The American photographer Irving Penn (1917-2009) is widely acclaimed as one of the greatest photographers of the twentieth century. Known for both his commercial and professional work, Penn radically modernised photography through innovative printmaking and arresting visual compositions. Born in 1917 to immigrant parents, he attended the Pennsylvania Museum School of Industrial Art in Philadelphia to study art and design before moving to New York. Mentored by the legendary photographer and art director Alexey Brodovitch, he began working as a commercial artist for Harper’s Bazaar in the late 1930s and later for American Vogue in the early 1940s. Encouraged by Alexander Liberman, editorial director at Vogue, Penn committed to professional photography in 1943. Alongside his unprecedented commercial success, he pioneered a complex new printing technique in which he revived nineteenth-century processes for developing platinum-palladium prints using twentieth-century materials. In the 1950s, he eventually founded his own photography studio, further advancing his personal practice before closing it in the early 1970s when he relocated to a laboratory constructed at his family farm on Long Island, becoming deeply involved in developing his ground-breaking platinum prints. His iconic Cigarette series was created during this time and featured in his first exhibition that debuted at The Museum of Modern Art, New York, in 1975.
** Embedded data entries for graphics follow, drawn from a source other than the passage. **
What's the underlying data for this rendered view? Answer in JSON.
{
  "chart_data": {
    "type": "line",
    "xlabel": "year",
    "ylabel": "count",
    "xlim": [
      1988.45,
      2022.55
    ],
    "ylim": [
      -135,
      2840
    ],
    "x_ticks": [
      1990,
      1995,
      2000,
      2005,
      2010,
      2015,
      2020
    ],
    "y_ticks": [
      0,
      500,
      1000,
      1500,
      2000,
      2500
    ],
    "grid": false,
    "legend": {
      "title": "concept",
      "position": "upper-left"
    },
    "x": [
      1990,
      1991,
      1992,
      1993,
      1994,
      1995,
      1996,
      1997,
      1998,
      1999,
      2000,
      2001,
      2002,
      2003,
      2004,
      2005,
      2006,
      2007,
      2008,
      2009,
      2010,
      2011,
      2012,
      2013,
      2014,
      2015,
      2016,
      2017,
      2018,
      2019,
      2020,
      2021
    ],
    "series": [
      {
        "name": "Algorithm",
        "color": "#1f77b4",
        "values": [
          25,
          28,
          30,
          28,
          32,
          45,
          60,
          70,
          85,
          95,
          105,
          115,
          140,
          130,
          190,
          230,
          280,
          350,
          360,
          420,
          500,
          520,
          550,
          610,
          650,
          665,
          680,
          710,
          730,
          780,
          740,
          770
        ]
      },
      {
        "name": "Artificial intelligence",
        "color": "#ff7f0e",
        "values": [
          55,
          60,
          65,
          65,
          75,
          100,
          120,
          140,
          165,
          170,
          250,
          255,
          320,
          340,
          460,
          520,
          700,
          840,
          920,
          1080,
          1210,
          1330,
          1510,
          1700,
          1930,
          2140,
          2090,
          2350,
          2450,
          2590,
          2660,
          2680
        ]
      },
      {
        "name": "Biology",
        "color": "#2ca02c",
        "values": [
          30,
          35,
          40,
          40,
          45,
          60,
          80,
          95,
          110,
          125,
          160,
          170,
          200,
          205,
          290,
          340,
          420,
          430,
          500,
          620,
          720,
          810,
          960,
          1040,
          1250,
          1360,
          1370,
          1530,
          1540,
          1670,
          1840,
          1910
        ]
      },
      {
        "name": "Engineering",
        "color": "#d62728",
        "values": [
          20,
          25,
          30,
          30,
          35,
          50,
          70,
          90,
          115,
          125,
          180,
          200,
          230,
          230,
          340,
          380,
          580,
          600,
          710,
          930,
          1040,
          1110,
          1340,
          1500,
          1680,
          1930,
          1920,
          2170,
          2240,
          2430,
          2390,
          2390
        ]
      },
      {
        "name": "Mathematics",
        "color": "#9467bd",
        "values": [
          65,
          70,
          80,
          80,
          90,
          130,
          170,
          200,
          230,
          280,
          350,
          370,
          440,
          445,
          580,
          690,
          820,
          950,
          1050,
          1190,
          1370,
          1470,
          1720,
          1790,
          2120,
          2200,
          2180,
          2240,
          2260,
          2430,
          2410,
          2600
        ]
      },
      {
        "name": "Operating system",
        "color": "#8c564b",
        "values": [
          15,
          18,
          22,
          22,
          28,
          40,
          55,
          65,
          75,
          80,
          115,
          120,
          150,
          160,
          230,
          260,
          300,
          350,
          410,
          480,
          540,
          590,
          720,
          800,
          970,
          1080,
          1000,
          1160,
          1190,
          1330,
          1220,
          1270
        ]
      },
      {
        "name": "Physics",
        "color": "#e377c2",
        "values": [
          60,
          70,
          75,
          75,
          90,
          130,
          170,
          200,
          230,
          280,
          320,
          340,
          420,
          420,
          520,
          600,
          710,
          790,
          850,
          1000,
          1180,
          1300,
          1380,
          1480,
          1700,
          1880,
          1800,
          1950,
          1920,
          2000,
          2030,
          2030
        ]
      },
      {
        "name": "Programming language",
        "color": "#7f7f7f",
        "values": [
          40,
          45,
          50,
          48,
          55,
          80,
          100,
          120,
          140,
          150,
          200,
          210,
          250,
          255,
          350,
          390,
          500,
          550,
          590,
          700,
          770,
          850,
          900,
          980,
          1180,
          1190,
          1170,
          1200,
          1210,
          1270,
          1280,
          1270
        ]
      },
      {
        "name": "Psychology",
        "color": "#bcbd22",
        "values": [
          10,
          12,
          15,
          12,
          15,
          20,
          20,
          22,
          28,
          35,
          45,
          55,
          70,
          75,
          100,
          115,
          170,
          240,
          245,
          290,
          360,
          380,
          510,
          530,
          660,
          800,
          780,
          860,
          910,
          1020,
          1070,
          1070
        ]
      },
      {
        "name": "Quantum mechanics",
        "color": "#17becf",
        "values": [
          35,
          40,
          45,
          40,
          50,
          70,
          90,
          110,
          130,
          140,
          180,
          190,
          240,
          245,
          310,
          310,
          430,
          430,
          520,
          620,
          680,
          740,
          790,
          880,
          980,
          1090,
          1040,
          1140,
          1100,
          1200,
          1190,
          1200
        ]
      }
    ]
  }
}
Praised for his strikingly elegant visuals, he created an unprecedented legacy and artistic career, characteristic of his distinctive aesthetic vocabulary. Travelling to countries around the world such as New Guinea, Morocco and Dahomey, Penn captured ethnographical portraits of the natives. His intimate portraits of celebrities proposed their subjects in two distinctive manners that would become his signature styles. The famous corner portraits and close-ups interrupted the seemingly perfect qualities these idealised individuals represented. Across subjects such as his portraits, still lifes, or ethnographical documentations, Penn’s image carries his trademark style that has cemented the artist’s oeuvre as incredibly influential for generations to follow. With a discerning eye and innovative craft, his practice enduringly changed the way people saw the world. Photography became a means beyond communication.
To preserve his legacy and promote an understanding of his ground-breaking practice, Penn’s archives were donated to the Art Institute of Chicago, and the Irving Penn foundation was created in 2005. Today, his works are held in some of the most important private and public collections worldwide, such as the collections of the Art Institute of Chicago, the Smithsonian Museum of American Art in Washington, D.C., and the Victoria and Albert Museum in London. Recent major solo exhibitions include Irving Penn: Beyond Beauty at the Smithsonian American Art Museum, Washington, D.C. (2015–16) and Irving Penn: Centennial at The Metropolitan Museum of Art, New York (2017).